« On se lève et on se casse. » C’était la formule d’Adèle Haenel aux Césars face à Roman Polanski. Et c’est sans doute le meilleur résumé de la prise de conscience par les Européens de la rupture avec les Américains cette semaine à Davos. Se lever et s’en aller, c’est donc ce qu’ont fait des leaders du Vieux Continent mardi soir lors du dîner le plus influent de l’année, qui marque l’ouverture du forum.
De mémoire de participants, c’est historique : jamais personne n’avait claqué de porte ni hué qui que ce soit au sein de l’événement économique le plus sélect au monde, qui a pour théâtre une station de ski des Alpes suisses transformée tous les ans en bunker. Un forum dans lequel on peut attendre un thé à la cafétéria entre Bill Gates, Mark Carney, Jensen Huang et Sundar Pichai.

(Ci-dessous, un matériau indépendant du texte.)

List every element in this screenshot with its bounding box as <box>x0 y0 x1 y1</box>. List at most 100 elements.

L’Histoire retiendra que c’est Christine Lagarde qui a lancé le mouvement. Mais, comme l’ont raconté les participants, la présidente de la BCE n’est pas partie seule : ils sont des dizaines à s’être levés pour quitter la salle après avoir hué Howard Lutnick, le conseiller spécial de Donald Trump.
La révolte de Davos s’est déroulée précisément après le plat, lors de ce dîner donné par Larry Fink, coprésident par intérim du Forum économique mondial et surtout PDG du plus grand groupe de gestion d’actifs du monde, BlackRock. C’était son premier dîner d’ouverture de Davos en tant que « host », puisqu’il vient de prendre ce poste après le départ fracassant du fondateur du World Economic Forum, Klaus Schwab. Et il bouscule les règles, allant pour certains jusqu’à « vendre le forum aux Américains ». « Trump fait ce qu’il veut. C’est en mode : “Et pour déclarer la guerre, c’est combien ?” » observe ainsi un économiste européen.